La eucaristía, por cortesía del padre Frankely Rodríguez, fue presidida por el sacerdote Julín Acosta, quien viajó desde la provincia de Barahona, en el suroeste del país.
Participaron representantes de movimientos sociales, activistas solidarios y miembros de la comunidad dominicana comprometidos con la defensa de la soberanía y la autodeterminación de los pueblos. Presentes también funcionarios de la embajada de Cuba en este país.

Sobre los fallecidos durante la agresión, el padre Julín afirmó que se trata de víctimas cuya memoria permanece viva y que, por ello, la solidaridad hacia ellas debe ser permanente.
Explicó la necesidad de “cubanizarnos y venezolanizarnos” frente al dolor causado por los ataques de Estados Unidos, asumiendo ese sufrimiento como propio para actuar unidos y fortalecer la fraternidad entre los pueblos.
En su homilía, señaló que los conflictos actuales en América y Medio Oriente evidencian una peligrosa normalización de la violencia política, el saqueo de recursos y la instrumentalización de la guerra como mecanismo de control.
Advirtió que el uso de las armas para criminalizar y someter a los pueblos puede conducir a consecuencias devastadoras para la humanidad y el equilibrio ecológico global.

Asimismo, llamó a asumir un compromiso continental frente a las incursiones militares, las políticas de dominación y la explotación de recursos naturales, y alertó sobre riesgos geopolíticos que podrían derivar en graves consecuencias humanas y ambientales.
El sacerdote subrayó que la eucaristía constituye un gesto de respaldo con los pueblos de Venezuela y Cuba, y un llamado a rechazar toda forma de política colonial o intervencionista, a la que denominó “trumpismo neomonroísta”.

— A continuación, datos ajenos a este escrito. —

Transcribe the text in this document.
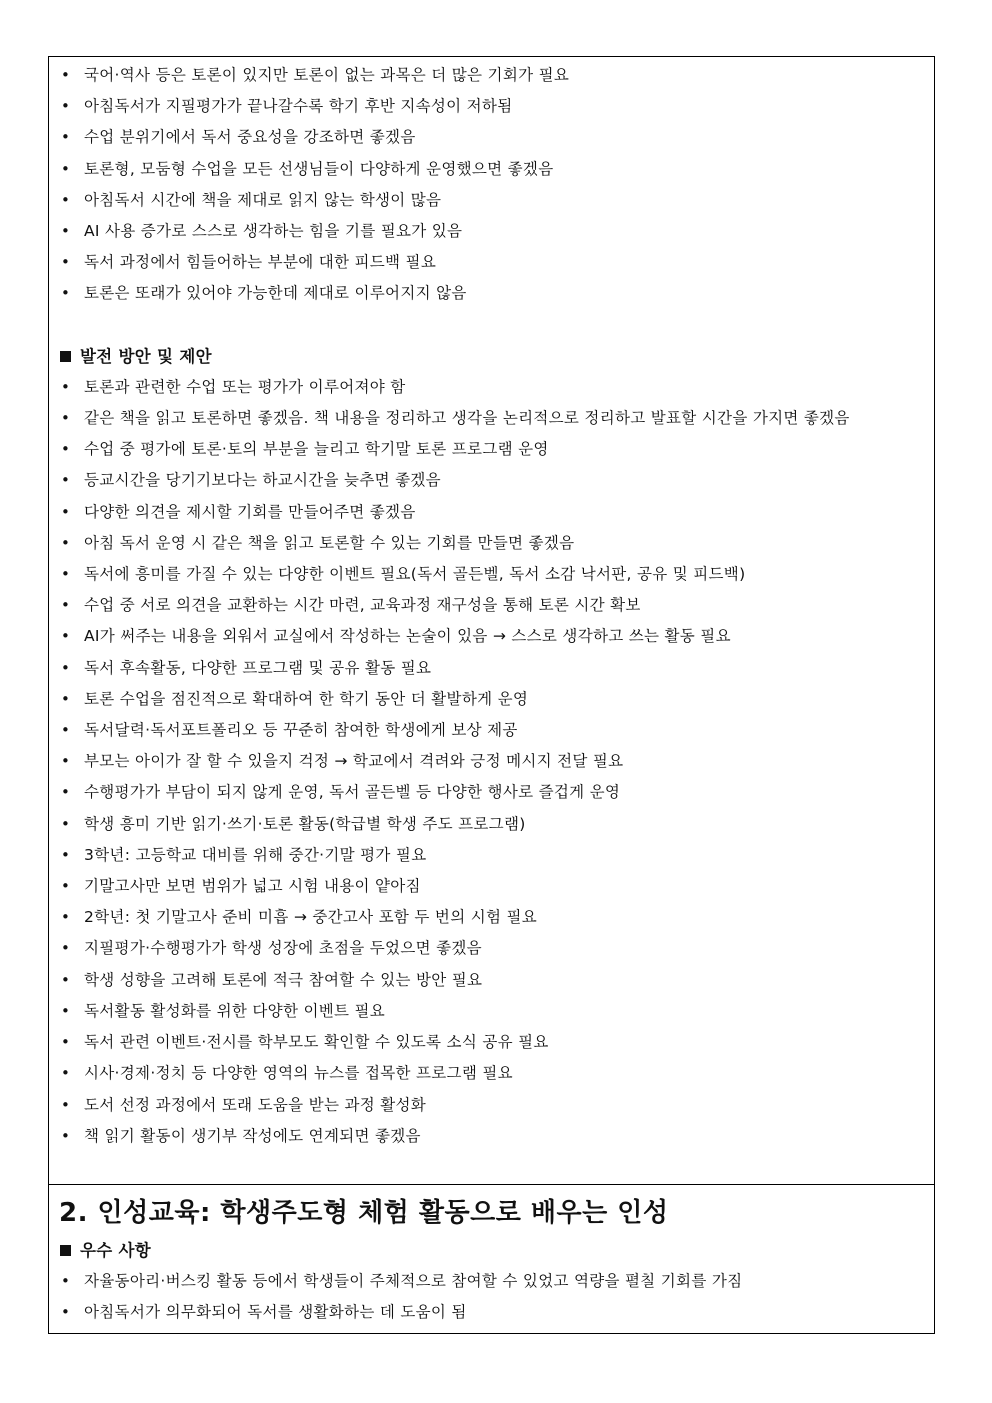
• 국어·역사 등은 토론이 있지만 토론이 없는 과목은 더 많은 기회가 필요
• 아침독서가 지필평가가 끝나갈수록 학기 후반 지속성이 저하됨
• 수업 분위기에서 독서 중요성을 강조하면 좋겠음
• 토론형, 모둠형 수업을 모든 선생님들이 다양하게 운영했으면 좋겠음
• 아침독서 시간에 책을 제대로 읽지 않는 학생이 많음
• AI 사용 증가로 스스로 생각하는 힘을 기를 필요가 있음
• 독서 과정에서 힘들어하는 부분에 대한 피드백 필요
• 토론은 또래가 있어야 가능한데 제대로 이루어지지 않음
발전 방안 및 제안
• 토론과 관련한 수업 또는 평가가 이루어져야 함
• 같은 책을 읽고 토론하면 좋겠음. 책 내용을 정리하고 생각을 논리적으로 정리하고 발표할 시간을 가지면 좋겠음
• 수업 중 평가에 토론·토의 부분을 늘리고 학기말 토론 프로그램 운영
• 등교시간을 당기기보다는 하교시간을 늦추면 좋겠음
• 다양한 의견을 제시할 기회를 만들어주면 좋겠음
• 아침 독서 운영 시 같은 책을 읽고 토론할 수 있는 기회를 만들면 좋겠음
• 독서에 흥미를 가질 수 있는 다양한 이벤트 필요(독서 골든벨, 독서 소감 낙서판, 공유 및 피드백)
• 수업 중 서로 의견을 교환하는 시간 마련, 교육과정 재구성을 통해 토론 시간 확보
• AI가 써주는 내용을 외워서 교실에서 작성하는 논술이 있음 → 스스로 생각하고 쓰는 활동 필요
• 독서 후속활동, 다양한 프로그램 및 공유 활동 필요
• 토론 수업을 점진적으로 확대하여 한 학기 동안 더 활발하게 운영
• 독서달력·독서포트폴리오 등 꾸준히 참여한 학생에게 보상 제공
• 부모는 아이가 잘 할 수 있을지 걱정 → 학교에서 격려와 긍정 메시지 전달 필요
• 수행평가가 부담이 되지 않게 운영, 독서 골든벨 등 다양한 행사로 즐겁게 운영
• 학생 흥미 기반 읽기·쓰기·토론 활동(학급별 학생 주도 프로그램)
• 3학년: 고등학교 대비를 위해 중간·기말 평가 필요
• 기말고사만 보면 범위가 넓고 시험 내용이 얕아짐
• 2학년: 첫 기말고사 준비 미흡 → 중간고사 포함 두 번의 시험 필요
• 지필평가·수행평가가 학생 성장에 초점을 두었으면 좋겠음
• 학생 성향을 고려해 토론에 적극 참여할 수 있는 방안 필요
• 독서활동 활성화를 위한 다양한 이벤트 필요
• 독서 관련 이벤트·전시를 학부모도 확인할 수 있도록 소식 공유 필요
• 시사·경제·정치 등 다양한 영역의 뉴스를 접목한 프로그램 필요
• 도서 선정 과정에서 또래 도움을 받는 과정 활성화
• 책 읽기 활동이 생기부 작성에도 연계되면 좋겠음
2. 인성교육: 학생주도형 체험 활동으로 배우는 인성
우수 사항
• 자율동아리·버스킹 활동 등에서 학생들이 주체적으로 참여할 수 있었고 역량을 펼칠 기회를 가짐
• 아침독서가 의무화되어 독서를 생활화하는 데 도움이 됨
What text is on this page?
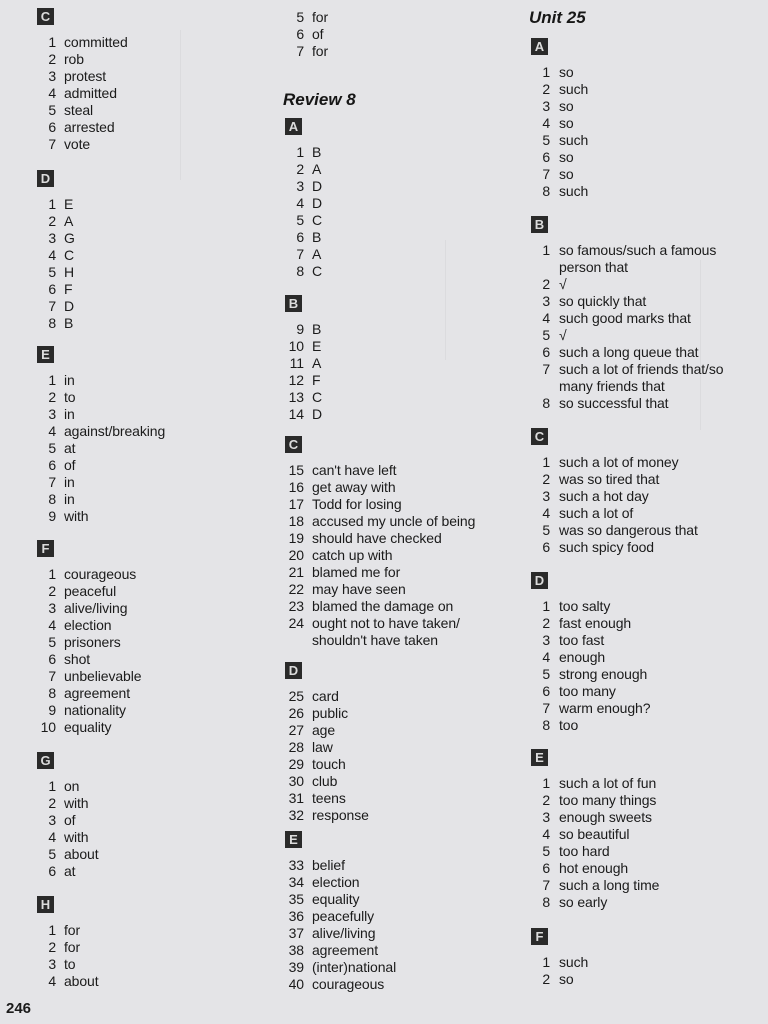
C
1 committed
2 rob
3 protest
4 admitted
5 steal
6 arrested
7 vote
D
1 E
2 A
3 G
4 C
5 H
6 F
7 D
8 B
E
1 in
2 to
3 in
4 against/breaking
5 at
6 of
7 in
8 in
9 with
F
1 courageous
2 peaceful
3 alive/living
4 election
5 prisoners
6 shot
7 unbelievable
8 agreement
9 nationality
10 equality
G
1 on
2 with
3 of
4 with
5 about
6 at
H
1 for
2 for
3 to
4 about
5 for
6 of
7 for
Review 8
A
1 B
2 A
3 D
4 D
5 C
6 B
7 A
8 C
B
9 B
10 E
11 A
12 F
13 C
14 D
C
15 can't have left
16 get away with
17 Todd for losing
18 accused my uncle of being
19 should have checked
20 catch up with
21 blamed me for
22 may have seen
23 blamed the damage on
24 ought not to have taken/
shouldn't have taken
D
25 card
26 public
27 age
28 law
29 touch
30 club
31 teens
32 response
E
33 belief
34 election
35 equality
36 peacefully
37 alive/living
38 agreement
39 (inter)national
40 courageous
Unit 25
A
1 so
2 such
3 so
4 so
5 such
6 so
7 so
8 such
B
1 so famous/such a famous
person that
2 √
3 so quickly that
4 such good marks that
5 √
6 such a long queue that
7 such a lot of friends that/so
many friends that
8 so successful that
C
1 such a lot of money
2 was so tired that
3 such a hot day
4 such a lot of
5 was so dangerous that
6 such spicy food
D
1 too salty
2 fast enough
3 too fast
4 enough
5 strong enough
6 too many
7 warm enough?
8 too
E
1 such a lot of fun
2 too many things
3 enough sweets
4 so beautiful
5 too hard
6 hot enough
7 such a long time
8 so early
F
1 such
2 so
246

“La paz no puede construirse desde la imposición ni desde la violencia, sino desde la justicia y el respeto mutuo entre las naciones”, afirmó.
Durante la homilía, Francisca Peguero, en representación del Comité de Solidaridad en Defensa de la Soberanía de los Pueblos en Lucha, reafirmó el compromiso con la paz y la unidad entre los pueblos.
Señaló que la Biblia contiene múltiples pasajes contra las acciones bélicas. Citó el libro de Isaías para ilustrar la necesidad de transformar la violencia en paz y las operaciones armadas en solidaridad, y afirmó que la misa fue celebrada para implorar justicia y bienestar común.
La también sindicalista compartió el comunicado emitido el 3 de marzo por el Comité, titulado “Sesenta días de la intervención militar estadounidense en la República Bolivariana de Venezuela”.
El documento exige la liberación inmediata del presidente constitucional de Venezuela, Nicolás Maduro, y de la diputada Cilia Flores, secuestrados por la Casa Blanca el 3 de enero.
Además, rechaza cualquier proceso judicial que considere impuesto por la fuerza y denuncia violaciones al Derecho Internacional.
El comunicado rinde homenaje a 32 combatientes cubanos y a más de 80 venezolanos fallecidos durante los hechos, denuncia el uso de armamentos no convencionales y condena el bloqueo petrolero y naval contra Cuba.
Asimismo, expresa solidaridad con el pueblo de Irán ante recientes agresiones de Estados Unidos e Israel que, según el texto, habrían afectado instalaciones civiles y vulnerado normas internacionales de derechos humanos.
La ceremonia concluyó con un llamado a fortalecer la solidaridad entre los pueblos, defender la autodeterminación y promover una paz sustentada en el respeto a la soberanía, la justicia social y el derecho de cada nación a decidir su propio destino sin injerencias externas.